Da kommt dann rasch die "Liebe zu den alten Büchern" oder gar die "Liebe zum Buch" ins Spiel. Solchen Unfug kann man auch in den meisten Blogs der werten Kollegen nachlesen, manche, nicht nur in Berlin, verbreiten eine unerträglich weihevolle Stimmung um sich, das Buch wird zum mystischen Selbstzweck. Kommt dann noch verblasene Esoterik dazu, möglichst noch leicht angebräunt, dann stehen wir je nachdem ergriffen oder peinlich betreten vor dem unerträglichen Weltbild des juchtenledernen, erlesene Typographie exerzierenden Antiquars. Immer noch besser übrigens als jene "kaufmännisch ausgebildeten" Kollegen, die weiter westlich angesiedelt sind und knappe, zynische Texte über ebenso zynische Autoren verfassen.

Nun möchte ich recht verstanden werden: Es gibt wirklich eine Menge sehr eindrucksvoller Persönlichkeiten unter den Antiquaren.

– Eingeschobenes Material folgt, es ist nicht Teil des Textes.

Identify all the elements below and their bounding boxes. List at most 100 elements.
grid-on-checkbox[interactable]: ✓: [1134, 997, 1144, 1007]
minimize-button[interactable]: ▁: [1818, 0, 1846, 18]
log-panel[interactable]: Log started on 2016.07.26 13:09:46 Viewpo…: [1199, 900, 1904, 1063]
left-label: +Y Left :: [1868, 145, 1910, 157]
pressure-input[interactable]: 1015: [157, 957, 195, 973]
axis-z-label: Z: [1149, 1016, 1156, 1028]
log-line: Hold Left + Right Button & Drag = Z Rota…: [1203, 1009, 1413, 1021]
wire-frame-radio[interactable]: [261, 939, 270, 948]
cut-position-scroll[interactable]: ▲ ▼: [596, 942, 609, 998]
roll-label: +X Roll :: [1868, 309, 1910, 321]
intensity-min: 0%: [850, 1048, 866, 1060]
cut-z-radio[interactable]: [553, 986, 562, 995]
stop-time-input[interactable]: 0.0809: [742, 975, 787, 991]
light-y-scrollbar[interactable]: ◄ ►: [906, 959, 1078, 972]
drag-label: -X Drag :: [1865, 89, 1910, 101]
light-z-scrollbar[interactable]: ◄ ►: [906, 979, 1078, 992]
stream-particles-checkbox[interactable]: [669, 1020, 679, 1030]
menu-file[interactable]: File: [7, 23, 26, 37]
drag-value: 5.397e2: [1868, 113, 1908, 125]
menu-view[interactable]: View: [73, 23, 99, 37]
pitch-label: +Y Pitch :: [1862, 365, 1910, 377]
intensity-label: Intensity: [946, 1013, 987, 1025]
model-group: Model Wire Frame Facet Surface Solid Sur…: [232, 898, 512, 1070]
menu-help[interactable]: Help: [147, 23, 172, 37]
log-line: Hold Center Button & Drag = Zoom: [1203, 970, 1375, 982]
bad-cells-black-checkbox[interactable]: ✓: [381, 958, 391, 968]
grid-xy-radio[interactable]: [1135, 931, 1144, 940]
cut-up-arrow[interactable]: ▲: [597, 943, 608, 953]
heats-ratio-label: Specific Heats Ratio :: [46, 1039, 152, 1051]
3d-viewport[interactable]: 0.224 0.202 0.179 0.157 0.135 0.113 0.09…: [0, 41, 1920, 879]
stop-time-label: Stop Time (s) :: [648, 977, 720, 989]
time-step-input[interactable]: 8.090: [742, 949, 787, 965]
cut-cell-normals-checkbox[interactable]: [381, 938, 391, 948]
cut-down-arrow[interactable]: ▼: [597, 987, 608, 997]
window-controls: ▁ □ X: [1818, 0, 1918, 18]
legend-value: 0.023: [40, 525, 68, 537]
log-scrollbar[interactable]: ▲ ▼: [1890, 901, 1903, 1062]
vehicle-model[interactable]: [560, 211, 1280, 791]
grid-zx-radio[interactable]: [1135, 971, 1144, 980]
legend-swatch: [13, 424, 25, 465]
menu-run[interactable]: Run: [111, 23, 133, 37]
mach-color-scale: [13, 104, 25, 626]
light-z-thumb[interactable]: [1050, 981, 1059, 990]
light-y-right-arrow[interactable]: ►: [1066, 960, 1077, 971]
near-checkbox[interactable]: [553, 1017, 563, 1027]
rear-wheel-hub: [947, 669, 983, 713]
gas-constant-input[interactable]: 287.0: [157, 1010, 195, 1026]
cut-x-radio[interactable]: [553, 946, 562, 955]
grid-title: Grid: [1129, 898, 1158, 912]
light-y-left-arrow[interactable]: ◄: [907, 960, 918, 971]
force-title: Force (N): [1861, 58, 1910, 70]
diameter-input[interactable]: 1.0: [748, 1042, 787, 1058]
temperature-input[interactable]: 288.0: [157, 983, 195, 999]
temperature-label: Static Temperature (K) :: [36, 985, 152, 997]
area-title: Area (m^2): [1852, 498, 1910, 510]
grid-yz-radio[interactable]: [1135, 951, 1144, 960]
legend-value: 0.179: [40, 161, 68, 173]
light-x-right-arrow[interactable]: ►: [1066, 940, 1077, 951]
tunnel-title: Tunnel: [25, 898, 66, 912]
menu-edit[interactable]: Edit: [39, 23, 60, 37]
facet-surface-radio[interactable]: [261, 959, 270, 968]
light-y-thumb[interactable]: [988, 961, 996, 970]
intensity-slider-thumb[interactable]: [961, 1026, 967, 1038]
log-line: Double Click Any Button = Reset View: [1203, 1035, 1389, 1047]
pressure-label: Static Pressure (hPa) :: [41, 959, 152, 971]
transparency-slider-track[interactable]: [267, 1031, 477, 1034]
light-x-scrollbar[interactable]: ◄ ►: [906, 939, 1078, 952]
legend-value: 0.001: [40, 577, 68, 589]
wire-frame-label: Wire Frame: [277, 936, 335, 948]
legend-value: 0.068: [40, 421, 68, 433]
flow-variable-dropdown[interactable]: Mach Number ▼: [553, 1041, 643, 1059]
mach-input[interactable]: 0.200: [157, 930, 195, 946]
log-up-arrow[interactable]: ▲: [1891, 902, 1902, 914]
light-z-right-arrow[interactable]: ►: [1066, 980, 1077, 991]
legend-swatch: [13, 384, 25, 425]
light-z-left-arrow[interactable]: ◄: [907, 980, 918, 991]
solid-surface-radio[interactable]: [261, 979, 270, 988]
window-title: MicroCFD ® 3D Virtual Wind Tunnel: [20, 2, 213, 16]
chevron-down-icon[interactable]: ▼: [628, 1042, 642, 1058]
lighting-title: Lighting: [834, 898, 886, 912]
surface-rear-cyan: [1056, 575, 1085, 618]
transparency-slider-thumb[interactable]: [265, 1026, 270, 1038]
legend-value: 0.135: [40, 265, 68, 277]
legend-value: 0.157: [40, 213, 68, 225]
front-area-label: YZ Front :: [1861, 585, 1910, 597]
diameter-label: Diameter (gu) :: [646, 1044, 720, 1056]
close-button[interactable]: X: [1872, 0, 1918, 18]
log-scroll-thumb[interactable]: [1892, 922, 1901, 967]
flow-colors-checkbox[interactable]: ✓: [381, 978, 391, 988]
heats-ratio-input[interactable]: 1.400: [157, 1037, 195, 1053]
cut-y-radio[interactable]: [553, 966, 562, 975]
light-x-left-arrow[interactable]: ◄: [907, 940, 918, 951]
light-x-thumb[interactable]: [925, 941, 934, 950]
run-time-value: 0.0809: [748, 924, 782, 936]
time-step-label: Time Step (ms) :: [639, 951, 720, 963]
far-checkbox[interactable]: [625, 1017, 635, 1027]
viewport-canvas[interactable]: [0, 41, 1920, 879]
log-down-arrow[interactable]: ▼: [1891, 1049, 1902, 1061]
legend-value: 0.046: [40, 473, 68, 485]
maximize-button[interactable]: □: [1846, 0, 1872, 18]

Ich durfte auf einer großen Studenten-Rundreise von nun auch schon über 40 Jahren Dutzende davon näher kennenlernen. In "Aus dem Antiquariat" sind manche davon sehr liebevoll und einfühlend geschildert worden. Heute gibt es nur noch wenige Kollegen dieser alten Art, aber sie existieren und sind jedem von uns im direkten Verkehr eine Freude und, wie meine Freundin aus evangelischem Pfarrhaus gesagt hätte, "ein inneres Missionsfest".

Um jene vor 40 Jahren zahlreich, heute eher selten vorhandenen Antiquare geht es also nicht - wir sprechen vom durchschnittlichen Antiquarius, der mit oder ohne Laden, jedenfalls überwiegend am Computer und im Internetversand tätig ist und "alle Gebiete" bearbeitet.

Darf ich es deutlich sagen? Der typische mittlere Antiquar übt einen Beruf aus, der in Wahrheit und Wirklichkeit nur gelegentlich idyllisch, fast nie "geistig" ist, der eine wahre Quälerei darstellt und, wir werden gleich sehen weshalb, nur von Masochisten geliebt werden kann.

Im Kern steht jenes Erlebnis, das viele Außenstehende nicht einmal vom Begriff her kennen, das aber auch hochkarätigen Liebhabern des Antiquariats verblüffend oft unzugänglich bleibt, nämlich das fast absolute  L e s e v e r b o t.

Der Antiquar, man stelle sich das richtig vor, hat es den lieben langen Tag über  damit zu tun, Bücher bibliographisch zu klassifizieren, sie in der Regel aus Katalogen einzukopieren, ihren Zustand zu begutachten und einen angemessenen, konkurrenzfähigen Preis zu finden. Noch ein paar Stichworte, wenns hochkommt - das wars! Und diese absolut verblödende, nur im äußersten Randbereich ein wenig geistvolle Arbeit übt er, was bleibt ihm anderes übrig, den lieben langen Tag aus.

Das ist  F r o n a r b e i t  von der schlimmsten Sorte, zumal dann, wenn auch noch die oft doch recht erholsamen Kundenkontakte weitgehend wegfallen und der heillose Antiquar in einem Ladenwinkel oder im stillen Kämmerlein der Titelaufnahme frönt. Das Packen und Versenden ist im Vergleich dazu eine erholsame und anspruchsvolle Tätigkeit, jedenfalls geht mir das so.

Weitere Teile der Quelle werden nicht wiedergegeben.